Climate downscaling, the process of generating high-resolution climate data from low-resolution simulations, is essential for understanding and adapting to climate change at regional and local scales. Deep learning approaches have proven useful in tackling this problem. However, existing studies usually focus on training models for one specific task, location and variable, which are therefore limited in their generalizability and transferability. In this paper, we evaluate the efficacy of training deep learning downscaling models on multiple diverse climate datasets to learn more robust and transferable representations. We evaluate the effectiveness of architectures zero-shot transferability using CNNs, Fourier Neural Operators (FNOs), and vision Transformers (ViTs).
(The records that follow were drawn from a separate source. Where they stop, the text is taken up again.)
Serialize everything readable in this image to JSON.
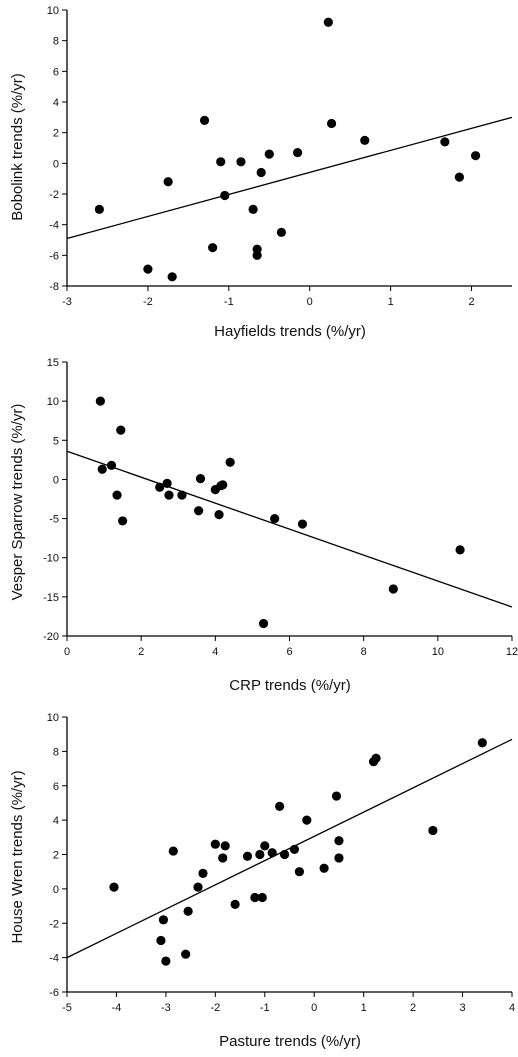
{
  "chart_data": [
    {
      "type": "scatter",
      "xlabel": "Hayfields trends (%/yr)",
      "ylabel": "Bobolink trends (%/yr)",
      "xlim": [
        -3,
        2.5
      ],
      "ylim": [
        -8,
        10
      ],
      "xticks": [
        -3,
        -2,
        -1,
        0,
        1,
        2
      ],
      "yticks": [
        -8,
        -6,
        -4,
        -2,
        0,
        2,
        4,
        6,
        8,
        10
      ],
      "trendline": {
        "x": [
          -3,
          2.5
        ],
        "y": [
          -4.9,
          3.0
        ]
      },
      "points": {
        "x": [
          -2.6,
          -2.0,
          -1.75,
          -1.7,
          -1.3,
          -1.2,
          -1.1,
          -1.05,
          -0.85,
          -0.7,
          -0.65,
          -0.65,
          -0.6,
          -0.5,
          -0.35,
          -0.15,
          0.23,
          0.27,
          0.68,
          1.67,
          1.85,
          2.05
        ],
        "y": [
          -3.0,
          -6.9,
          -1.2,
          -7.4,
          2.8,
          -5.5,
          0.1,
          -2.1,
          0.1,
          -3.0,
          -5.6,
          -6.0,
          -0.6,
          0.6,
          -4.5,
          0.7,
          9.2,
          2.6,
          1.5,
          1.4,
          -0.9,
          0.5
        ]
      }
    },
    {
      "type": "scatter",
      "xlabel": "CRP trends (%/yr)",
      "ylabel": "Vesper Sparrow trends (%/yr)",
      "xlim": [
        0,
        12
      ],
      "ylim": [
        -20,
        15
      ],
      "xticks": [
        0,
        2,
        4,
        6,
        8,
        10,
        12
      ],
      "yticks": [
        -20,
        -15,
        -10,
        -5,
        0,
        5,
        10,
        15
      ],
      "trendline": {
        "x": [
          0,
          12
        ],
        "y": [
          3.6,
          -16.3
        ]
      },
      "points": {
        "x": [
          0.9,
          0.95,
          1.2,
          1.35,
          1.45,
          1.5,
          2.5,
          2.7,
          2.75,
          3.1,
          3.55,
          3.6,
          4.0,
          4.1,
          4.15,
          4.2,
          4.4,
          5.3,
          5.6,
          6.35,
          8.8,
          10.6
        ],
        "y": [
          10.0,
          1.3,
          1.8,
          -2.0,
          6.3,
          -5.3,
          -1.0,
          -0.5,
          -2.0,
          -2.0,
          -4.0,
          0.1,
          -1.3,
          -4.5,
          -0.8,
          -0.7,
          2.2,
          -18.4,
          -5.0,
          -5.7,
          -14.0,
          -9.0
        ]
      }
    },
    {
      "type": "scatter",
      "xlabel": "Pasture trends (%/yr)",
      "ylabel": "House Wren trends (%/yr)",
      "xlim": [
        -5,
        4
      ],
      "ylim": [
        -6,
        10
      ],
      "xticks": [
        -5,
        -4,
        -3,
        -2,
        -1,
        0,
        1,
        2,
        3,
        4
      ],
      "yticks": [
        -6,
        -4,
        -2,
        0,
        2,
        4,
        6,
        8,
        10
      ],
      "trendline": {
        "x": [
          -5,
          4
        ],
        "y": [
          -4.0,
          8.7
        ]
      },
      "points": {
        "x": [
          -4.05,
          -3.1,
          -3.05,
          -3.0,
          -2.85,
          -2.6,
          -2.55,
          -2.35,
          -2.25,
          -2.0,
          -1.85,
          -1.8,
          -1.6,
          -1.35,
          -1.2,
          -1.1,
          -1.05,
          -1.0,
          -0.85,
          -0.7,
          -0.6,
          -0.4,
          -0.3,
          -0.15,
          0.2,
          0.45,
          0.5,
          0.5,
          1.2,
          1.25,
          2.4,
          3.4
        ],
        "y": [
          0.1,
          -3.0,
          -1.8,
          -4.2,
          2.2,
          -3.8,
          -1.3,
          0.1,
          0.9,
          2.6,
          1.8,
          2.5,
          -0.9,
          1.9,
          -0.5,
          2.0,
          -0.5,
          2.5,
          2.1,
          4.8,
          2.0,
          2.3,
          1.0,
          4.0,
          1.2,
          5.4,
          2.8,
          1.8,
          7.4,
          7.6,
          3.4,
          8.5
        ]
      }
    }
  ]
}
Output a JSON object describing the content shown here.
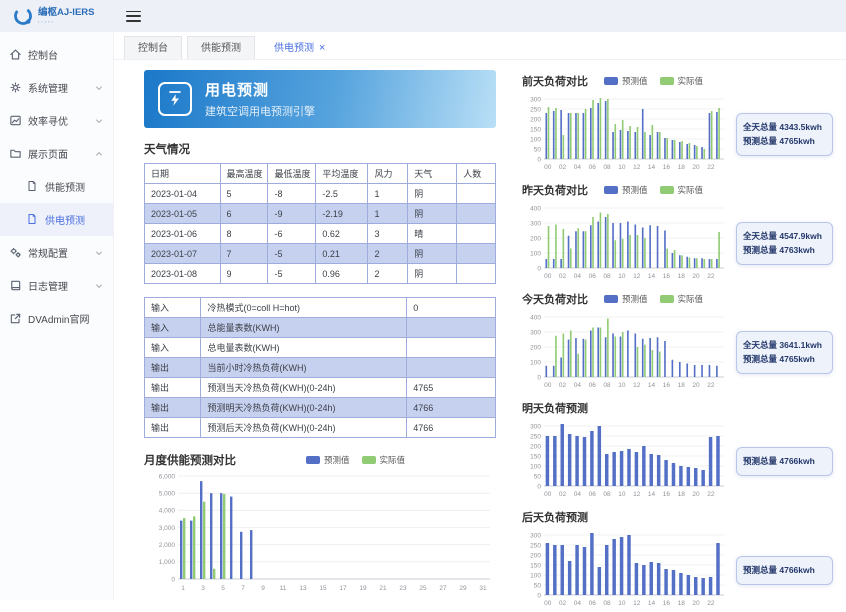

We assess the spatial, variable, and product transferability of downscaling models experimentally, to understand the generalizability of these different architecture types.

翻译：气候降尺度是指从低分辨率模拟数据生成高分辨率气候数据的过程，这对于在区域和地方尺度上理解和适应气候变化至关重要。深度学习方法已被证明在解决此问题上具有效用。然而，现有研究通常专注于针对特定任务、地点和变量训练模型，因此其普适性和可迁移性有限。在本文中，我们评估了在多个多样化气候数据集上训练深度学习降尺度模型以学习更稳健和可迁移表征的效能。我们使用卷积神经网络（CNNs）、傅里叶神经算子（FNOs）和视觉Transformer（ViTs）评估了架构的零样本可迁移性。我们通过实验评估了降尺度模型在空间、变量和产品上的可迁移性，以理解这些不同架构类型的泛化能力。